In this paper we present an automated algorithm to quantify rare fluorescent foci in wide-field images of in-situ thick tissue. We tested our algorithm in silico as well as in real experiments. In silico experiments suggested that the new method improved deep foci detectability by a factor of two to three. We also validated our method via comparisons with multiple experts in HR image quantification. The results suggest that the proposed algorithm performs similarly to an expert human rater. The use of our new analysis program has significant advantages over manual counting, due not only to providing improved consistency and far greater speed, but also because it provides a foundation for analysis of subtler parameters that cannot be estimated by eye, such as foci size, shape, and intensity. We have used our refined foci counting techniques to explore the frequency of recombinant fluorescent cells among tissues and also to compare the difference in frequency between heterozygous animals that have one copy of the reporter (R/+), and homozygous mice that have two copies of the reporter (R/R). For tissues, we observed a high frequency of HR in the pancreas, and much lower levels in the liver and colon, which is consistent with previous studies.
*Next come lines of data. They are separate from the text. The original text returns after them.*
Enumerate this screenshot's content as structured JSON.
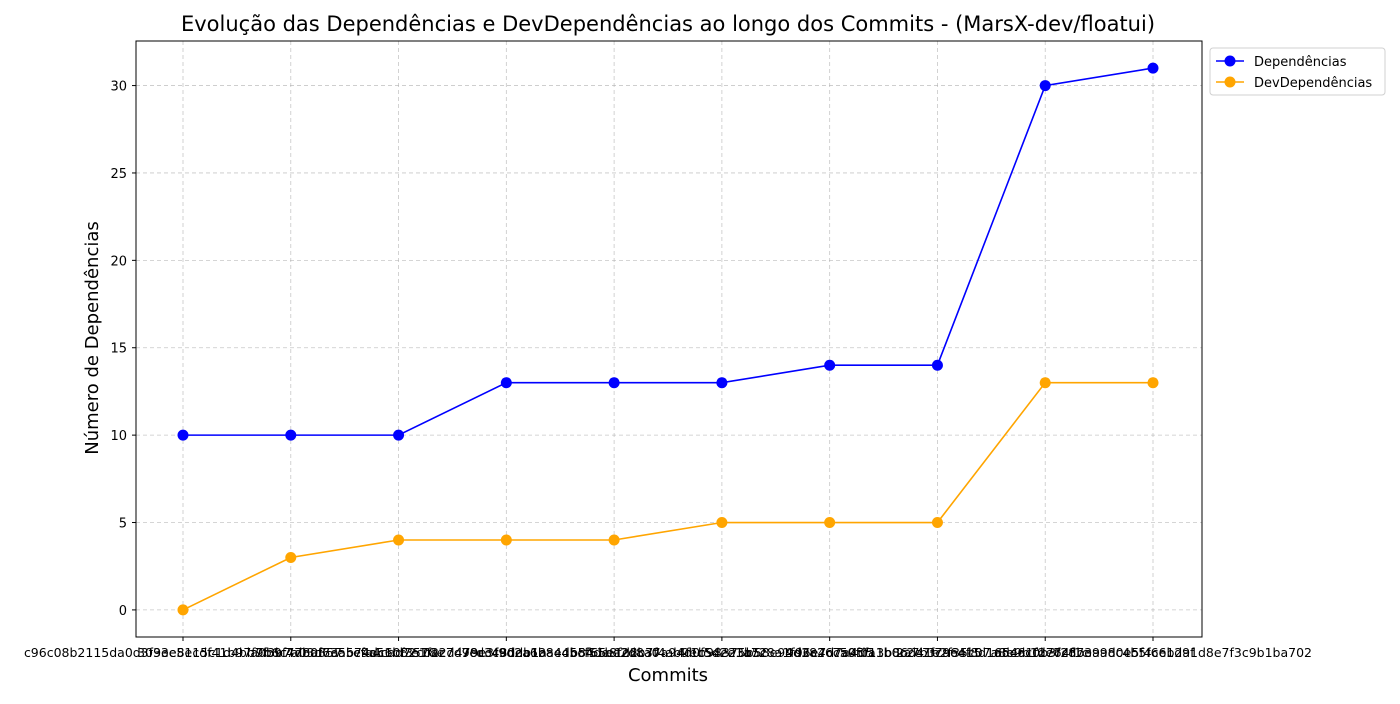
{
  "chart_data": {
    "type": "line",
    "title": "Evolução das Dependências e DevDependências ao longo dos Commits - (MarsX-dev/floatui)",
    "xlabel": "Commits",
    "ylabel": "Número de Dependências",
    "categories": [
      "c96c08b2115da0d3f9ee51cdf41b97f9b6c7d80357",
      "3033e8e15c1d4bb7f3b7a03d7e5b74dc60f3578e",
      "a0b9f47baf63a5cfa4cad7e1f2c7d98cc48ddb1a",
      "e9a51b82c0a2d479e3f9d2a6b8e45cf51be2d8a0",
      "7cd3c90ea13a4db54de8f26b7f4ab9ec5d2e1a72",
      "b8f65e1d2c37a94d0f54e23b5c8a1f96e7d7a4d5",
      "4f1b98375b58e94d3826c59f0a1b0c2e7f7a6e15",
      "9d2e4c7a05f13b86d41e2f35c07a8e9b1d764f1c",
      "2a7b3c9e4f8d1a5e6c0b3f2d7e9a8c4b5f6e1d9f",
      "6d4a1f2e7c8b3a9d0e5f4c6b2a1d8e7f3c9b1ba702"
    ],
    "series": [
      {
        "name": "Dependências",
        "color": "#0000ff",
        "values": [
          10,
          10,
          10,
          13,
          13,
          13,
          14,
          14,
          30,
          31
        ]
      },
      {
        "name": "DevDependências",
        "color": "#ffa500",
        "values": [
          0,
          3,
          4,
          4,
          4,
          5,
          5,
          5,
          13,
          13
        ]
      }
    ],
    "ylim": [
      -1.55,
      32.55
    ],
    "yticks": [
      0,
      5,
      10,
      15,
      20,
      25,
      30
    ],
    "grid": true,
    "legend_position": "outside top-right"
  }
}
Furthermore, consistent with the literature showing that most recombination occurs between sister chromatids rather than homologous sequences, we observed an approximately 2X increase in HR in the homozygous animal for pancreatic and colon tissues. Additionally, we have used this approach to differentiate between large and small foci in the colon, which has provided valuable insights into the rate of HR in transit cells versus somatic stem cells27. Taken together, advances described here are immediately useful to researchers studying HR, and it is anticipated that this work will form a foundation upon which it will be possible to analyze additional genetic or molecular changes that can be detected by fluorescence within intact tissue.